Here are the latest developments (all times local):
GOP presidential candidate Marco Rubio is getting debate night help from a new political group called "Baby Got PAC."
That's a super PAC funded by John Jordan, a wealthy California winery owner, and named after a popular 1990s song by rapper Sir Mix-A-Lot.
He and Rick Wilson, a Florida Republican admaker, put together a 60-second commercial that will air Tuesday on Fox News channels, including Fox Business News, which is co-hosting the GOP debate in Milwaukee.
The spot compliments other Republican presidential hopefuls but promotes Rubio as the strongest potential opponent to Democratic frontrunner Hillary Rodham Clinton.
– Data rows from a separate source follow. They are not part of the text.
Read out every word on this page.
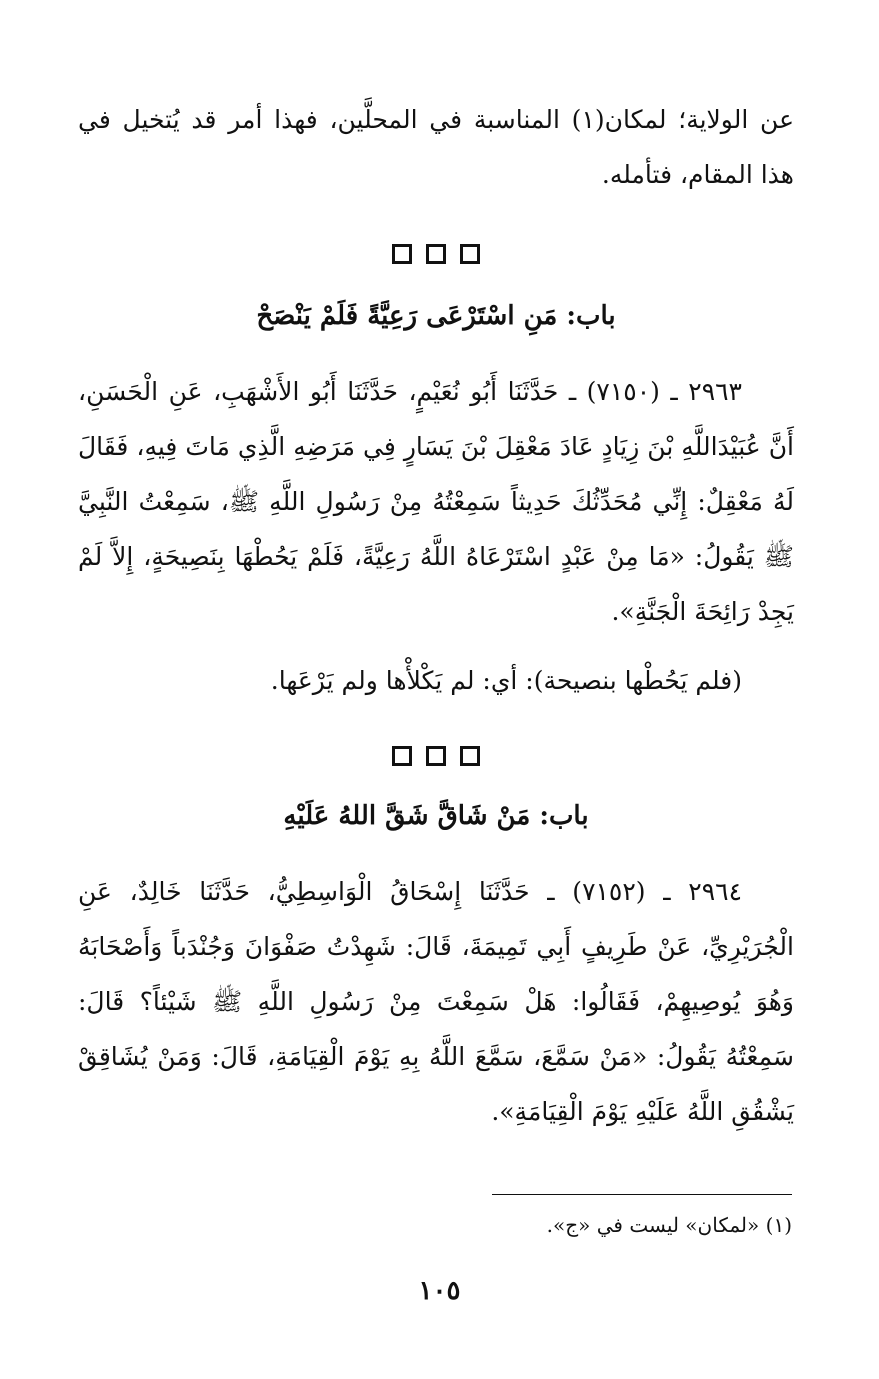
عن الولاية؛ لمكان(١) المناسبة في المحلَّين، فهذا أمر قد يُتخيل في هذا المقام، فتأمله.

باب: مَنِ اسْتَرْعَى رَعِيَّةً فَلَمْ يَنْصَحْ

٢٩٦٣ ـ (٧١٥٠) ـ حَدَّثَنَا أَبُو نُعَيْمٍ، حَدَّثَنَا أَبُو الأَشْهَبِ، عَنِ الْحَسَنِ، أَنَّ عُبَيْدَاللَّهِ بْنَ زِيَادٍ عَادَ مَعْقِلَ بْنَ يَسَارٍ فِي مَرَضِهِ الَّذِي مَاتَ فِيهِ، فَقَالَ لَهُ مَعْقِلٌ: إِنِّي مُحَدِّثُكَ حَدِيثاً سَمِعْتُهُ مِنْ رَسُولِ اللَّهِ ﷺ، سَمِعْتُ النَّبِيَّ ﷺ يَقُولُ: «مَا مِنْ عَبْدٍ اسْتَرْعَاهُ اللَّهُ رَعِيَّةً، فَلَمْ يَحُطْهَا بِنَصِيحَةٍ، إِلاَّ لَمْ يَجِدْ رَائِحَةَ الْجَنَّةِ».

(فلم يَحُطْها بنصيحة): أي: لم يَكْلأْها ولم يَرْعَها.

باب: مَنْ شَاقَّ شَقَّ اللهُ عَلَيْهِ

٢٩٦٤ ـ (٧١٥٢) ـ حَدَّثَنَا إِسْحَاقُ الْوَاسِطِيُّ، حَدَّثَنَا خَالِدٌ، عَنِ الْجُرَيْرِيِّ، عَنْ طَرِيفٍ أَبِي تَمِيمَةَ، قَالَ: شَهِدْتُ صَفْوَانَ وَجُنْدَباً وَأَصْحَابَهُ وَهُوَ يُوصِيهِمْ، فَقَالُوا: هَلْ سَمِعْتَ مِنْ رَسُولِ اللَّهِ ﷺ شَيْئاً؟ قَالَ: سَمِعْتُهُ يَقُولُ: «مَنْ سَمَّعَ، سَمَّعَ اللَّهُ بِهِ يَوْمَ الْقِيَامَةِ، قَالَ: وَمَنْ يُشَاقِقْ يَشْقُقِ اللَّهُ عَلَيْهِ يَوْمَ الْقِيَامَةِ».

(١) «لمكان» ليست في «ج».
١٠٥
The ad quotes media reports that Clinton supporters -- including former President Bill Clinton -- view the 44-year-old Florida senator as her toughest potential general election opponent in a field of 15 candidates.
Jordan formed his own super PAC to spend money on the presidential race, and is putting up roughly $100,000 of his own money. He said other donors have already expressed interest in helping out, and he has several other ads already prepared. Super political action committees can take unlimited amounts of money from contributors but cannot coordinate with the candidates they seek to help.
Asked about the PAC's name, Jordan says: "You have to be different to stand out. Why not have a little fun with it?"